Here, we have explored the possibility of using clinically utilized radiotherapy X-ray sources to activate anti-tumor prodrugs. In the early stage of this project, we have conducted a wide-range screening over a series of potentially activatable organic molecules that may react upon X-ray radiations. Fortunately, we found sulfonyl azides and fluoroaryl azides can be converted to corresponding sulfonamides and aromatic amines at clinically relevant doses of X-ray radiation in high efficiency. It is reported that X-ray radiation of aqueous solutions can generate reactive species such as hydroxy radicals, hydrogen radicals, hydrogen peroxide, etc. In combination with our experimental findings, we propose that the azide reduction mechanism was through a sulfonylamido radical or a nitrene intermediate.
Figure 1. A coumarin-based quenched fluorophore and pazopanib and doxorubicin derived model prodrug molecules were activated by X-ray radiation.
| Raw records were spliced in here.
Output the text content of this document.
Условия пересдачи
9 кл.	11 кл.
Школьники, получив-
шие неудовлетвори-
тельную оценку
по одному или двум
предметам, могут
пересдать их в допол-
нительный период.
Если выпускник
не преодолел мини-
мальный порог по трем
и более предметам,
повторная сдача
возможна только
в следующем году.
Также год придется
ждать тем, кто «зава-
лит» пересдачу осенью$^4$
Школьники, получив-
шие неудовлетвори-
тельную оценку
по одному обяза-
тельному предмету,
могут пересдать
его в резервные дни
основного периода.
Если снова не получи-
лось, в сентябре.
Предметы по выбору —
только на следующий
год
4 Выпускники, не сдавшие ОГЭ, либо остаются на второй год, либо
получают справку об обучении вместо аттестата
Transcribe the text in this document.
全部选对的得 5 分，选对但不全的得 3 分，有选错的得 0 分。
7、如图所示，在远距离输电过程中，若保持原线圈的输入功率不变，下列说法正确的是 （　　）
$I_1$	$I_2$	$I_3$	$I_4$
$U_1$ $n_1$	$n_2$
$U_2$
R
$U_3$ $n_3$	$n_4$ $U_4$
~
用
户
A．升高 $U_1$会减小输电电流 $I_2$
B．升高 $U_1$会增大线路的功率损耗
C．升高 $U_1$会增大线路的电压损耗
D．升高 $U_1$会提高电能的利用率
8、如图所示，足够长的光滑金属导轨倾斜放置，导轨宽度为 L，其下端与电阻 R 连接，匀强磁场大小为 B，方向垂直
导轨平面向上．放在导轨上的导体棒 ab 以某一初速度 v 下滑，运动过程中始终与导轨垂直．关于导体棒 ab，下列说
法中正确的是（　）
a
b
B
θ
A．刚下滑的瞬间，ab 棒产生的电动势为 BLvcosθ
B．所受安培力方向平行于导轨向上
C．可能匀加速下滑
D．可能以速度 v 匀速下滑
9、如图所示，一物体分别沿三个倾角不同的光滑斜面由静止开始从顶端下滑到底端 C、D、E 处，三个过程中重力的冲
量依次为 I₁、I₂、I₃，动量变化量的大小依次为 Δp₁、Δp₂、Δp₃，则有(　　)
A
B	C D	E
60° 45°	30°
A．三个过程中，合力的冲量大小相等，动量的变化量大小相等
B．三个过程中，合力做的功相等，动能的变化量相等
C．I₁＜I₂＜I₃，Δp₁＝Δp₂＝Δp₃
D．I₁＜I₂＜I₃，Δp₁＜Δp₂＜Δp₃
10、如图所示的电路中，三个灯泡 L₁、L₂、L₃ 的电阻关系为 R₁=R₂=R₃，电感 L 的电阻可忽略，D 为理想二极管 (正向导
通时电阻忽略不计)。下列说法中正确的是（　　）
To translate these findings to medical applications, we introduced the functional groups to antitumor drug molecules and fluorescent reporters to synthesize a series of prodrugs and quenched fluorophores. We verified their activation efficiency, pharmacological activity and biosafety in vitro and in vivo. We found the prodrug molecules can efficiently reduce systemic toxicity while maintaining the efficacy of the parent drugs, and thus significantly prolong the survival period of the tumour bearing animals. We believe this X-ray activatable prodrug system could represent an important modality within therapeutic oncology and open up a new era in targeted and directed cancer chemoradiotherapy.